A aucun moment, sauf à la toute fin, les protagonistes (Sam et Frodo) ne glissent l’Anneau à leur doigt. Pourtant, en le serrant simplement dans son poing, Sam est victime d’une sorte de délire divinatoire où il entrevoit la puissance que lui apporterait la possession de l’anneau. Il devient alors pour un instant « Samwise the Storm », capitaine d’une puissante armée qui ferait tomber Sauron et permettrait au Mordor de devenir un immense jardin où les orques se métamorphoseraient en toutes sortes d’animaux pacifiques.
En rencontrant un orque dans le grand escalier de la tour de Cirith Ungol, Sam serre à nouveau l’Anneau dans son poing et provoque cette fois-ci la terreur de cet adversaire. L’épisode est loin d’être limpide et il faut s’accrocher pour le bien comprendre, même s’il fait écho à la scène précédente de la tentation de Sam.

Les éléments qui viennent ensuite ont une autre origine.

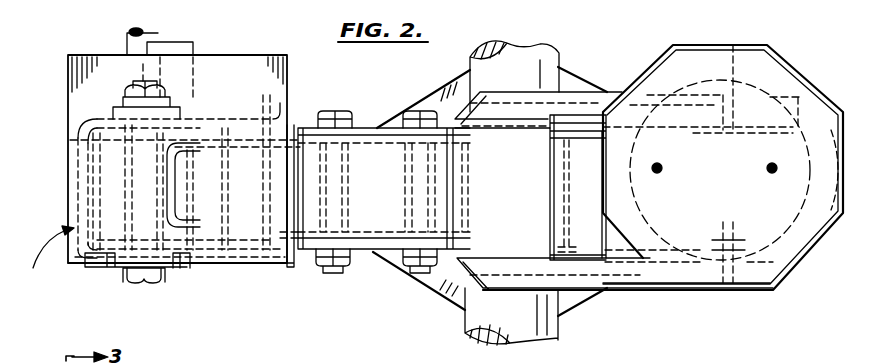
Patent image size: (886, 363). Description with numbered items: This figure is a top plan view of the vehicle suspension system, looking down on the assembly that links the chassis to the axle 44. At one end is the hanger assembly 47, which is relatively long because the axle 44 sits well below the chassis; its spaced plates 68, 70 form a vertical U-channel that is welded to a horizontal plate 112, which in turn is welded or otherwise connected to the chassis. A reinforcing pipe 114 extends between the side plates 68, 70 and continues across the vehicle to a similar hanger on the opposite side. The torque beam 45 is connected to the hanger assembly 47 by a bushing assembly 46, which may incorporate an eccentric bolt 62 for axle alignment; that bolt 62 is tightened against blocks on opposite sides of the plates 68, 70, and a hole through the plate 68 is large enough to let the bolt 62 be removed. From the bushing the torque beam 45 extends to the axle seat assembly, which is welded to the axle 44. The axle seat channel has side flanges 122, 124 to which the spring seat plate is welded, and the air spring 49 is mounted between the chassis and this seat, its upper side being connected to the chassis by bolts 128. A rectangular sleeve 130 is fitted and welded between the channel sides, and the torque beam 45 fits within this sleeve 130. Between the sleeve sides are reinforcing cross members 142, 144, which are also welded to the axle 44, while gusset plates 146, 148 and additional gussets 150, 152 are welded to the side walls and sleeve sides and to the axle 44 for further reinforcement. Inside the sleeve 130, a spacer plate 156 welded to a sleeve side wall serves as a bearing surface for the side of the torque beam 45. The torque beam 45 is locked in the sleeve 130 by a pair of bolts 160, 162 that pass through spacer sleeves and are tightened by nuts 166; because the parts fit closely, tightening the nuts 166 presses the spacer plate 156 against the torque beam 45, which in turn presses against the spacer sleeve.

The horizontal plate 112 is at (106, 57).
The reinforcing pipe 114 is at (158, 33).
The plate 70 is at (210, 118).
The hanger assembly 47 is at (48, 257).
The bushing assembly 46 is at (77, 268).
The eccentric bolt 62 is at (152, 281).
The plate 68 is at (222, 260).
The torque beam 45 is at (293, 268).
The reinforcing cross member 142 is at (466, 197).
The bolt 160 is at (330, 109).
The bolt 162 is at (415, 110).
The spacer plate 156 is at (301, 268).
The nut 166 is at (402, 273).
The gusset 152 is at (444, 81).
The gusset 150 is at (432, 290).
The axle 44 is at (513, 332).
The gusset plate 148 is at (568, 66).
The reinforcing cross member 144 is at (584, 110).
The side flange 122 is at (615, 284).
The gusset plate 146 is at (574, 304).
The air spring 49 is at (823, 95).
The side flange 124 is at (618, 107).
The rectangular sleeve 130 is at (741, 67).
The bolt 128 is at (767, 168).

Mais la scène ne s’arrête pas là : Sam poursuit son orque dans les escaliers et nous offre une véritable conversation avec ce personnage qui lui avoue, effrayé, où se trouve Frodo. Puis il se reprend et Sam, à nouveau en brandissant l’anneau, provoque la chute du gobelin du haut des escaliers. Cette scène, destinée une fois de plus et de toute évidence à un public d’enfants, marque par sa maladresse et démystifie totalement les personnages des orques, déjà lourdement handicapés par une allure fort peu effrayante. Elle ne permet pas, en outre, de comprendre où réside la véritable dangerosité et le véritable maléfice de l’Anneau.

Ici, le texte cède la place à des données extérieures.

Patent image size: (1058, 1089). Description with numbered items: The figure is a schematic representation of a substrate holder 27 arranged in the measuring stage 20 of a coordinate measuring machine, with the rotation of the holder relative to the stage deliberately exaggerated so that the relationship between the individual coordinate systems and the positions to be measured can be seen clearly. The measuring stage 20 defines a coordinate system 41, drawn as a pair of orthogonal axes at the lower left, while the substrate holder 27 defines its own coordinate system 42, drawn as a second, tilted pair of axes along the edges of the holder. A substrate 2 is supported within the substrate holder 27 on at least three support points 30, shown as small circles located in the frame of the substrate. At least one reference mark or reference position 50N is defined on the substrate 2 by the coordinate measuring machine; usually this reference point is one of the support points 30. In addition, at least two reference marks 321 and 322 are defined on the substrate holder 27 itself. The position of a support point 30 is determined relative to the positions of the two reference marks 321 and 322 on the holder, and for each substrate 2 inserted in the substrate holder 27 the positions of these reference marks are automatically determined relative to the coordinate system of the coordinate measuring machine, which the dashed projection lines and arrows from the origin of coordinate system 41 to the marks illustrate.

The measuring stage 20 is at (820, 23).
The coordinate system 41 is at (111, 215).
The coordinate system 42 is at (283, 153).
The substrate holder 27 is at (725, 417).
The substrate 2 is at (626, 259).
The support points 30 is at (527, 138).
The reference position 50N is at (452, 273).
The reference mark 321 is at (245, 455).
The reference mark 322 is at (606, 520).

Même chose pour une scène plus tardive entre Frodo et Gollum. La maladresse est identique et les interrogations au sujet de l’Anneau ne trouvent pas de réponses claires.

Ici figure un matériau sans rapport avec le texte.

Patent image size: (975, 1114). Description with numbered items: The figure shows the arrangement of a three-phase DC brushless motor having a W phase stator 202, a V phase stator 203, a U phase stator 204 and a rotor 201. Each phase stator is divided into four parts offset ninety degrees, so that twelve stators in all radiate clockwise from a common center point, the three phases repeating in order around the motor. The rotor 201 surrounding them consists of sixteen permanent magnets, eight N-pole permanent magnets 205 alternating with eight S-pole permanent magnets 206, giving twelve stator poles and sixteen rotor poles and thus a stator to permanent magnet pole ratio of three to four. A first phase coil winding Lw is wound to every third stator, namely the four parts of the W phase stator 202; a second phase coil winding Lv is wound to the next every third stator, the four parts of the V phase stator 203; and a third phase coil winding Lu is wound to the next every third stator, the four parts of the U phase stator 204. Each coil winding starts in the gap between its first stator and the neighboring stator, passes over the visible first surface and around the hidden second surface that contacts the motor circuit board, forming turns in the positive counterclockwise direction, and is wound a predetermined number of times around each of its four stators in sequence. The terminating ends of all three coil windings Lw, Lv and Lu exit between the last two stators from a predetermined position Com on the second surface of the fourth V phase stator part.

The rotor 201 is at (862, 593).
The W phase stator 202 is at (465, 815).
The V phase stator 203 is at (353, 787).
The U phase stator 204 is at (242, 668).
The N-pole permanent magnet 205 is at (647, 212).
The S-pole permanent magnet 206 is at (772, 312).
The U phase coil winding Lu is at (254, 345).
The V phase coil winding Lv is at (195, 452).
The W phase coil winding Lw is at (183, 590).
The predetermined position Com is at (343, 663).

Pourtant, on le sait depuis le début du film, le pouvoir de l’Anneau réside dans quelque chose de beaucoup plus sinistre que cette simple aura guerrière apportée à son utilisateur.
Dans la scène suivante, assez conforme à celle décrite par Tolkien dans son roman, Sam vient délivrer courageusement Frodo tandis que celui-ci subissait le supplice du fouet. Frodo est présenté meurtri dans sa chair comme dans son âme. Lorsque Sam lui dévoile l’Anneau alors que tout espoir semblait perdu, Frodo change brutalement de comportement et traite Sam avec une suspicion malsaine et une grande dureté, allant jusqu’à le prendre pour un de ses tortionnaires.
Vers la fin du dessin animé, debout devant le cratère du Destin, Frodo renonce à sa quête, déclare l’Anneau sien et se décide à le glisser à son doigt devenant subitement invisible, comme autrefois Bilbo devant Gollum. Là aussi, à travers l’excellent dessin du regard de Frodo, le spectateur entrevoit l’espace d’un instant toute la malice et toute la puissance maléfique qui résident dans l’Anneau de Sauron.
Il aura cependant fallu attendre très longtemps pour avoir une ébauche d’explication. Mais dans l’ensemble, le rôle de l’Anneau reste confus, le mal n’est qu’imparfaitement et superficiellement représenté à travers lui et son usage curieux par Sam comme par Frodo démontre que cet aspect du Légendaire tolkienien, la malice de l’Anneau, n’est que sommairement maîtrisé par Rankin et Bass.
Mais si l’aspect décevant, ridicule ou caricatural de la plupart des serviteurs de Sauron atténue considérablement la terreur et aseptise leur violence, celle-ci est malgré tout omniprésente et, continuellement, elle les accompagne dans chacune des scènes où ils apparaissent. Parfois, cette férocité peut aller très loin, comme lorsque Sam traverse la cour de la tour de Cirith Ungol et découvre les cadavres d’une dizaine d’orques qui se sont massacrés mutuellement.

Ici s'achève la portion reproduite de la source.